The species differ from each other as follows:
- R. leptonema The illicium of this species measures 143-158% of the standard length, and entirely lacks filaments. The larger of the two specimens is 11.8 cm long (SL).
- R. macrothrix The illicium of this species measures 109-144% of the standard length. There are 11-20 relatively long filaments along the distal 28-57% of its length, which are darkly pigmented in the largest fish and may be forked and/or have a tiny swelling at the tip. There are also 3-4 short, unpigmented filaments at the tip of the illicium. The largest known female is 13 cm long (SL).

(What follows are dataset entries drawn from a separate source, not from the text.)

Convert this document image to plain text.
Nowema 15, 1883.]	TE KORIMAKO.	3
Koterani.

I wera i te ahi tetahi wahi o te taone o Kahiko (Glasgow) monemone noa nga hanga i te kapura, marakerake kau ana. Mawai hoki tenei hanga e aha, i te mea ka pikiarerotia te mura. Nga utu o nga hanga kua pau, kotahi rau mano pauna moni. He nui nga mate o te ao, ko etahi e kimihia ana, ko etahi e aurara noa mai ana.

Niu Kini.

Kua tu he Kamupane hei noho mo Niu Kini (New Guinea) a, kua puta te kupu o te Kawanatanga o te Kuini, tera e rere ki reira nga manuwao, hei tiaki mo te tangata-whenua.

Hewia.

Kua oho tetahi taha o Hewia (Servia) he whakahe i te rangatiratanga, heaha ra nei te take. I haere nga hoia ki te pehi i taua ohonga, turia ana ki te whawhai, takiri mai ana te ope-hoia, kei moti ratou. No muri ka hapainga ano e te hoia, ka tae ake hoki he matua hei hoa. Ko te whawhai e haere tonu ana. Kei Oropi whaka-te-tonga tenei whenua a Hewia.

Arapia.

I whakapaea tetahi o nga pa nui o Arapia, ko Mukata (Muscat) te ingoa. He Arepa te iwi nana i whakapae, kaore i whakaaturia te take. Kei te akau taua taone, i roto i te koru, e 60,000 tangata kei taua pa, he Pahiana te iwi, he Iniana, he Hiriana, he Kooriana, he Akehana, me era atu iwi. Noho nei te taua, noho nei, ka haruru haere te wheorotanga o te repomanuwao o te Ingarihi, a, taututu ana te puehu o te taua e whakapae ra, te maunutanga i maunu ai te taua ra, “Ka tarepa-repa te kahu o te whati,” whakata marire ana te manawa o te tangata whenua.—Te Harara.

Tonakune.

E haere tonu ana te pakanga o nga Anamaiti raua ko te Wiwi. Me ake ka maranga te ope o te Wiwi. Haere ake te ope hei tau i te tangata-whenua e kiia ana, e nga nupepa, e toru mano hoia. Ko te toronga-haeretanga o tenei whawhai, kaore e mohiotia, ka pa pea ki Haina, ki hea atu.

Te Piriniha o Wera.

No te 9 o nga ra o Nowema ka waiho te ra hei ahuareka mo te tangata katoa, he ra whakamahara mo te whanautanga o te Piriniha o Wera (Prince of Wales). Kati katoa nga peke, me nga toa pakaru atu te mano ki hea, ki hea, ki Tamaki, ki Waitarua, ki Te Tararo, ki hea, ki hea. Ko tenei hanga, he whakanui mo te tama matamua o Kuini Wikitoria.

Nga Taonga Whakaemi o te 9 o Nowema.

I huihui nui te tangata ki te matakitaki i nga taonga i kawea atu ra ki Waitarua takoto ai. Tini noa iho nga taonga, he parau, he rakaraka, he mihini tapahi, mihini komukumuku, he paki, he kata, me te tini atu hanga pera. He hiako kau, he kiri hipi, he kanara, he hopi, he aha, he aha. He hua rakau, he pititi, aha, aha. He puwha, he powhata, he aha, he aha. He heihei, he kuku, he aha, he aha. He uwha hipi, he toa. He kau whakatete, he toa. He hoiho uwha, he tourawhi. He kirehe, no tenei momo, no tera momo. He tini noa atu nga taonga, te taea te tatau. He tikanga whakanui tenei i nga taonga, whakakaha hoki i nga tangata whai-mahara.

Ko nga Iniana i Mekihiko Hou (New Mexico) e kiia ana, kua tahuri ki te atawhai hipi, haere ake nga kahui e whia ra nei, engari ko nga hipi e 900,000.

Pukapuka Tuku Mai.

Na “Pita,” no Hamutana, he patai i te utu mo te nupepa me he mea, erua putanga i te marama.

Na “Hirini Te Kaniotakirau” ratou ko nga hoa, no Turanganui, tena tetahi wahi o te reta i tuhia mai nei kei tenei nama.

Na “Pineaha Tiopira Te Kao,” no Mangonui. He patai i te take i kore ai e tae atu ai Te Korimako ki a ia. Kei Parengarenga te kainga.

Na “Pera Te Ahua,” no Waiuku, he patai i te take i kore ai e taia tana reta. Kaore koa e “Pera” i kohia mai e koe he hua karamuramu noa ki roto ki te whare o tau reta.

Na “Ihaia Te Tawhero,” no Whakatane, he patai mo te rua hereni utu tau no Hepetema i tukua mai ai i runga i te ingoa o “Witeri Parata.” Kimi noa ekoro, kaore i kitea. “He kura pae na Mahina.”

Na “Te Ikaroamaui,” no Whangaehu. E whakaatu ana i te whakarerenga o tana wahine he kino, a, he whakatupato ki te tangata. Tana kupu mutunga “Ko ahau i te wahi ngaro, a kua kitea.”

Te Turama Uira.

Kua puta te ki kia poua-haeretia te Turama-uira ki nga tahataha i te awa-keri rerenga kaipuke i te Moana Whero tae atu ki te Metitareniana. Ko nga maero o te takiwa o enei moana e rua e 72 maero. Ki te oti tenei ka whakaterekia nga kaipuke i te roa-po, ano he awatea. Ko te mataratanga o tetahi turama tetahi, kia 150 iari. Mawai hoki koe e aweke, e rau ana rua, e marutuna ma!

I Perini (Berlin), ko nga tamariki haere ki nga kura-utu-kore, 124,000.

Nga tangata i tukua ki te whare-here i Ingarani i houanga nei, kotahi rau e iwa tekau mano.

- R. microthrix The illicium of this species measures 210% of the standard length, bearing 19 short filaments along the distal 14% of its length and 4 tiny filaments at the tip. The single known specimen is 11.2 cm long (SL).

==Biology and ecology==
Without a luminous esca to attract prey or large teeth to secure it, Rhynchactis seems to have evolved a completely novel, and as yet unknown, mode of feeding. Like other anglerfishes, it is oviparous with a distinct larval stage. The larvae have short, stout bodies and highly inflated skin that give them an almost spherical shape; their pectoral fins are very large, measuring about half as long as the standard length. There is no evidence that the males become permanently parasitic on the females.